I am working on a proof that shows principal ideal $(2)$ in $\mathbb{Z}[\frac{1+\sqrt{5}}{2}]$ is maximal. Let us first say that $\frac{1+\sqrt{5}}{2} = \delta $ in short. The book proves the claim by showing that $\mathbb{Z}[\delta]/(2)$ is a field. First,
$\mathbb{Z}[\delta] \cong \mathbb{Z}[y]/(y^2 -y-1)$ which makes sense since $y^2 -y-1$ is the minimal polynomial of $\delta$ over $\mathbb{Q}$. Then, $\mathbb{Z}[\delta] /(2) \cong (\mathbb{Z}[y]/(y^2 -y-1))/ (2)$ that is still okay. After that, it goes like below and I need help to understand the rest:
$$\mathbb{Z}[\delta] /(2) \cong (\mathbb{Z}[y]/(y^2 -y-1))/ (2) \cong \mathbb{Z}[y]/(2,y^2 -y-1) \cong (\mathbb{Z}/\mathbb{2Z})[y]/(y^2-y-1).$$ - How?
"$y^2-y-1$ has no root in $\mathbb{Z}/\mathbb{2Z}$ so it is irreducible and the quotient is a domain." - Yes.
"Hence, $(\mathbb{Z}/\mathbb{2Z})[y]/(y^2-y-1)$ is isomorphic to the field $\mathbb{F_4}$ with four elements " -How? Is the quotient finite?
"Thus, $(2)$ is a maximal ideal."
I appreciate any help, thanks.
1) A finite domain is a field.
2) $\mathbf Z/2\mathbf Z[y]/(p(y))$, where p(y) is polynomial of degree $d$ is a $\mathbf Z/2\mathbf Z$-vector space of dimension $d$, hence it has $2^d$ elements.
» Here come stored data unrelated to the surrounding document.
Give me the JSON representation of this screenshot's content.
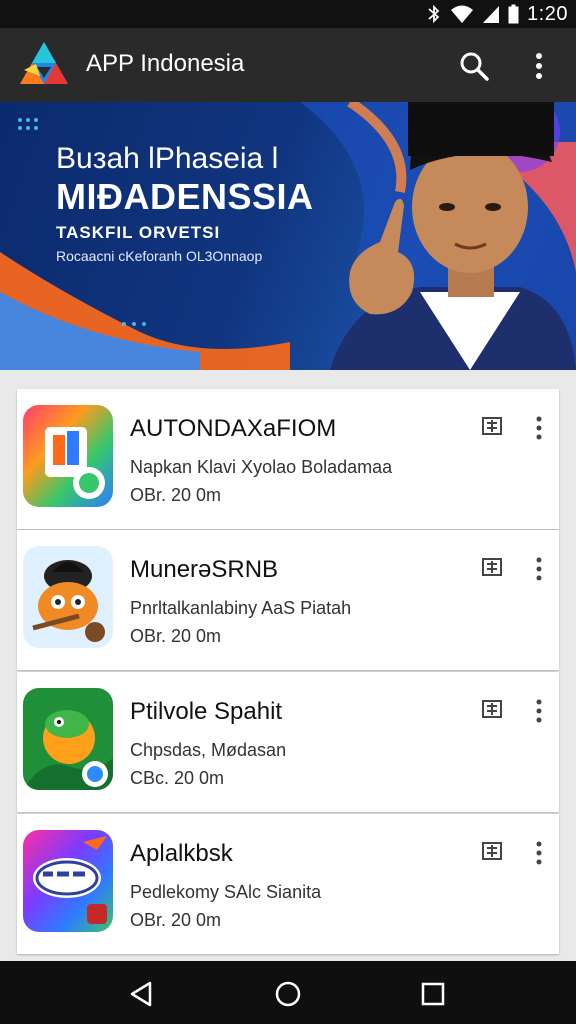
{
  "status_bar": {
    "time": "1:20",
    "icons": [
      "bluetooth-icon",
      "wifi-icon",
      "signal-icon",
      "battery-icon"
    ]
  },
  "app_bar": {
    "title": "APP Indonesia",
    "logo_icon": "triangle-logo-icon",
    "actions": [
      "search-icon",
      "more-vert-icon"
    ]
  },
  "banner": {
    "line1": "Buзah lPhaseia l",
    "line2": "MIÐADENSSIA",
    "line3": "TASKFIL ORVETSI",
    "line4": "Rocaacni cKeforanh OL3Onnaop"
  },
  "apps": [
    {
      "name": "AUTONDAXaFIOM",
      "description": "Napkan Klavi Xyolao Boladamaa",
      "meta": "OBr. 20 0m",
      "icon": "app-icon-document"
    },
    {
      "name": "MunerəSRNB",
      "description": "Pnrltalkanlabiny AaS Piatah",
      "meta": "OBr. 20 0m",
      "icon": "app-icon-mascot"
    },
    {
      "name": "Ptilvole Spahit",
      "description": "Chpsdas, Mødasan",
      "meta": "CBc. 20 0m",
      "icon": "app-icon-frog"
    },
    {
      "name": "Aplalkbsk",
      "description": "Pedlekomy SAlc Sianita",
      "meta": "OBr. 20 0m",
      "icon": "app-icon-app"
    }
  ],
  "colors": {
    "app_bar": "#2a2a2a",
    "status_bar": "#111111",
    "banner_bg": "#10357f",
    "accent_orange": "#ff6a1a",
    "accent_blue": "#2b8cff"
  },
  "nav": [
    "back-icon",
    "home-icon",
    "recents-icon"
  ]
}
Some more details to justify the equivalences above:
If $I, J$ are ideals of a ring $R$, the ideal generated by $J$ in $R/I$ is $\;J\cdot R/I=(I+J)/I$, so $$(R/I)\big/J\cdot R/I=(R/I)\Big/\big((I+J)/I\big)\simeq R/(I+J).$$
For the last isomorphism, you can tensor the short exact sequence $$0\longrightarrow (y^2-y-1)\longrightarrow \mathbf Z[y]\longrightarrow \mathbf Z[y]/(Y^2-y-1)\longrightarrow0$$ by $\mathbf Z/2\mathbf Z$, and use that for polynomial rings $$R[y]\otimes_R R/I\simeq R[y]/IR[y]\simeq R/I[y].$$